Executive Summary
Emulating Philadelphia Mayor Michael Nutter, Mayor Luke Ravenstahl proposed a sweetened-beverage tax of 2 cents-per-ounce in March and, although the Philadelphia tax is dead, the Pittsburgh Beverage Tax is still very much alive.
One in a series of taxes, fines and fee-hikes proposed by city politicians as a partial solution to Pittsburgh’s pension crisis, the Pittsburgh Beverage Tax is an unresolved issue in local government.
Part of a broader legislative trend across the country, the Pittsburgh Beverage Tax is an attempt to quickly fill city coffers – the Ravenstahl Administration estimates yearly revenue at $25 million – justified by the need to combat obesity. In this way, the tax poses a question to Pittsburghers: Do you want your government to control your personal habits through punitive taxation?
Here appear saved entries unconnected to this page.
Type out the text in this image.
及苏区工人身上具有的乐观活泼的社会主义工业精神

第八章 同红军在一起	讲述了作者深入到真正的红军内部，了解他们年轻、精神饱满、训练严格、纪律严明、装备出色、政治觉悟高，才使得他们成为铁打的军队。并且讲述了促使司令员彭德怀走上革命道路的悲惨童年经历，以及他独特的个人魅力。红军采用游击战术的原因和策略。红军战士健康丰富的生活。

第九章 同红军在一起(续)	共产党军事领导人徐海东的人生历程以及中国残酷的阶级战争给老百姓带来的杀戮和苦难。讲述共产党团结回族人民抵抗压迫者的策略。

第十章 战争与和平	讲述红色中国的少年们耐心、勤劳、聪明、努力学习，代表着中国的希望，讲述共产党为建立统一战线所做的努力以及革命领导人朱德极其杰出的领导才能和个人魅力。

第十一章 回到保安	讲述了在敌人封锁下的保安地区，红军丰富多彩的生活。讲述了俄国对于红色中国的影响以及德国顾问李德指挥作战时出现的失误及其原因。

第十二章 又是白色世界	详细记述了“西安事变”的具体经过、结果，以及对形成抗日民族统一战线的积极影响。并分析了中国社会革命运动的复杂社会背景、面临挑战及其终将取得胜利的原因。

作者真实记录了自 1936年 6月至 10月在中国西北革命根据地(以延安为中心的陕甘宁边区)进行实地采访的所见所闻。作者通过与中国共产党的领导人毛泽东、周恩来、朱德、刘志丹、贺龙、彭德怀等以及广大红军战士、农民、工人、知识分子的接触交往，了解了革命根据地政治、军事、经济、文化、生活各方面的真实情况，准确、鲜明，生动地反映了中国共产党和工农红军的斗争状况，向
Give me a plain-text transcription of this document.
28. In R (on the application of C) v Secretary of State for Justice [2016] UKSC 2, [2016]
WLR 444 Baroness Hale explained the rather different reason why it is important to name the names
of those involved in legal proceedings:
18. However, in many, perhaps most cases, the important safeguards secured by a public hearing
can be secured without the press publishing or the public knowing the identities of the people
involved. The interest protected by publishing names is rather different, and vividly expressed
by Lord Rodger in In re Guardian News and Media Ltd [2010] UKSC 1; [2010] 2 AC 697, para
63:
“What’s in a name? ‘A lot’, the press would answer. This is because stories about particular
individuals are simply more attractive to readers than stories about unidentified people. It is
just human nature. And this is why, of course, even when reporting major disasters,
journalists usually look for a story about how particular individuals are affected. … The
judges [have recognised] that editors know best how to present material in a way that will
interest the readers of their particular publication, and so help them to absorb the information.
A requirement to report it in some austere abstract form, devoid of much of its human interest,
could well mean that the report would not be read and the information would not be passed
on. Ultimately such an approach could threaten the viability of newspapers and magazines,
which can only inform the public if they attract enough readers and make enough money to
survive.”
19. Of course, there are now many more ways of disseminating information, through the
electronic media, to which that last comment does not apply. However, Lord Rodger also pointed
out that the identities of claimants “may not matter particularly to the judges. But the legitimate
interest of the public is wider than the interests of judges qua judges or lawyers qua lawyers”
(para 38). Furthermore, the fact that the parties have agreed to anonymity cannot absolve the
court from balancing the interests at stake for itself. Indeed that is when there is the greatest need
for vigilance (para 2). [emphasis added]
The Publius Foundation’s answer to this question is no. Such a meddling approach to citizen’s lives it not only an inappropriate use of government’s power to tax, it is also bad economic policy the implementation of which threatens to harm local businesses and adversely impact the balance of the local economy during a recession.
This briefing examines the potential impact of the tax in three distinct areas:
- Paternalism: Ravenstahl and other proponents of the Beverage Tax justify it by saying that it is a necessary step in the fight against obesity. Such a paternalistic purpose – protecting Pittsburghers from themselves — is not in keeping with the traditional role of representative government.
- Efficacy: Studies show that taxes like the Pittsburgh Beverage Tax fail to meaningfully reduce obesity levels. The only impact that this tax will have is a negative one on the city’s economy.
- Economic Impact: The passage of such a tax could cost jobs and harm businesses inside the city during a tough economic time. The tax should also be understood as a measure that would distort the value of commodities in the local economy making, for instance, a case of soda cost more than a case of beer.